Artificial intelligence could pose a risk to humanity on the scale of a pandemic or nuclear war, Rishi Sunak has warned as world leaders gather at Bletchley Park to discuss how to regulate the industry.
The prime minister said he was concerned about the risk posed to the public by advanced AI models, echoing recent warnings by some of the industry’s most senior figures.
Sunak is hoping to secure agreement from governments, including the US, EU, Japan and Canada, on how countries can work together to test the safety of AI tools before they are released.
Sunak told reporters: “People developing this technology themselves have raised the risk that AI may pose and it’s important to not be alarmist about this. There’s debate about this topic. People in the industry themselves don’t agree and we can’t be certain.
“But there is a case to believe that it may pose a risk on a scale like pandemics and nuclear war, and that’s why, as leaders, we have a responsibility to act to take the steps to protect people, and that’s exactly what we’re doing.”
His words echo those of the Elon Musk, with whom he is due to host a conversation on Thursday night, to be broadcast on the technology billionaire’s social media platform X.
Musk told reporters at the summit on Wednesday that AI was “one of the biggest threats to humanity”.
The prime minister arrived at Bletchley Park on Thursday morning for a second day of intense diplomatic activity at the international AI safety summit.
British officials were delighted to be able to issue a communique at the beginning of the summit, signed by 28 governments including the UK, US, EU and China. The so-called Bletchley declaration promised that the signatories would work together on shared safety standards in a process officials likened to the Cop summits on the climate crisis.
Sunak’s attempts to position the UK as the world leader in developing new AI rules were partly overshadowed on Wednesday by an announcement by the US commerce secretary, Gina Raimondo, of a new AI Safety Institute in Washington.
However, British officials say they expect to work closely with the new US institute and others to create a “network” of similar organisations that can do testing around the world. Officials say they are likely to reveal further details about how such a network will operate on Thursday.
Sunak will meet Kamala Harris, the US vice-president, at the summit on Thursday and will host discussions involving Ursula von der Leyen, the president of the European Commission, and Georgia Meloni, the Italian prime minister. Leaders from other countries including Japan and Canada are expected to join remotely.

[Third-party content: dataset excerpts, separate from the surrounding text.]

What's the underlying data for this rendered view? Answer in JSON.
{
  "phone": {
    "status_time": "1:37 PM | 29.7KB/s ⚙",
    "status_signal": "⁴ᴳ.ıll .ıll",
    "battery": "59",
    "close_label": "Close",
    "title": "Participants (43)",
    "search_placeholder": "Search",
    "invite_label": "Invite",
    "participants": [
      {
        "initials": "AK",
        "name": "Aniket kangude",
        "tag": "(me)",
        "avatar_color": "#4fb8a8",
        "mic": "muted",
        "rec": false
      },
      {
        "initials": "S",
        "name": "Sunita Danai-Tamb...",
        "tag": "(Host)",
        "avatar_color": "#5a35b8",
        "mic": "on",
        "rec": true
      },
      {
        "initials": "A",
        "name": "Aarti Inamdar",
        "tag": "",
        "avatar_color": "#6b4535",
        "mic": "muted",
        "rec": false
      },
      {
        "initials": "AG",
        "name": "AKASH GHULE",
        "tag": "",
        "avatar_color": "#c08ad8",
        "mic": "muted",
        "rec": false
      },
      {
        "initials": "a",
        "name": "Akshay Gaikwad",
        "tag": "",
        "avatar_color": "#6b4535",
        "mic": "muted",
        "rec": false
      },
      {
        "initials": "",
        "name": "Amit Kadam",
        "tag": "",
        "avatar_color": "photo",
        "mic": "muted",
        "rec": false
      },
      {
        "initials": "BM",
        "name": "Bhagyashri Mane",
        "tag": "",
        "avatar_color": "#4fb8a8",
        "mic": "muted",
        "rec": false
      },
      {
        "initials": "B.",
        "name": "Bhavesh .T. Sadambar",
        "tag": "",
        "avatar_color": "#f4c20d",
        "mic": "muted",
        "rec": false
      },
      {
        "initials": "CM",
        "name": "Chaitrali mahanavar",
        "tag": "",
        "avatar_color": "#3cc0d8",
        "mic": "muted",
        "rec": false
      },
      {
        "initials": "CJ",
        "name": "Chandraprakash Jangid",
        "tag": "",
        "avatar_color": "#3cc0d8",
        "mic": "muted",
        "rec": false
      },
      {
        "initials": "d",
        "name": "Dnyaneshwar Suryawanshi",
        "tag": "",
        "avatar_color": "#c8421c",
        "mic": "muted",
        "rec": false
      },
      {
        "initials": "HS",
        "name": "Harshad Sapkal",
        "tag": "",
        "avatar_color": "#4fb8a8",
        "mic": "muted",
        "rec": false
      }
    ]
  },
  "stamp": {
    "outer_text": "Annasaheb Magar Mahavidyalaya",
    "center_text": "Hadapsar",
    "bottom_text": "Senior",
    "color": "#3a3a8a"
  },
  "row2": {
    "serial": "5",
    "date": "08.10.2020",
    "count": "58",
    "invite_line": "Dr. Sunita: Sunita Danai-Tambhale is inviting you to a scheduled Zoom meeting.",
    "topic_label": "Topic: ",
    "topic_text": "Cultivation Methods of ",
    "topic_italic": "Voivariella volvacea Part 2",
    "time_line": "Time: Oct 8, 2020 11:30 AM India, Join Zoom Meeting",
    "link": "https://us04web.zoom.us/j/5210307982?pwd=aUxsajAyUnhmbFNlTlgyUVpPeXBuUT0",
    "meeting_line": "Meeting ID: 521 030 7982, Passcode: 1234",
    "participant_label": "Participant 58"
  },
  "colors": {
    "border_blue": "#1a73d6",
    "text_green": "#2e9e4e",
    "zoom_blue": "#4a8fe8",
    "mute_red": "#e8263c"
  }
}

Sunak will then return to London for his conversation with Musk.
The prime minister defended his decision to host Musk and allow the conversation to be broadcast on one of his platforms. Speaking to the BBC on Wednesday he said: “Elon Musk has both been an investor and a developer of AI technologies himself. But for over a decade he has been also talking about the potential risks they pose and the need for countries and companies to work together to manage and mitigate against those risks.
“So he’s someone who obviously has got something valuable to add to the conversation.”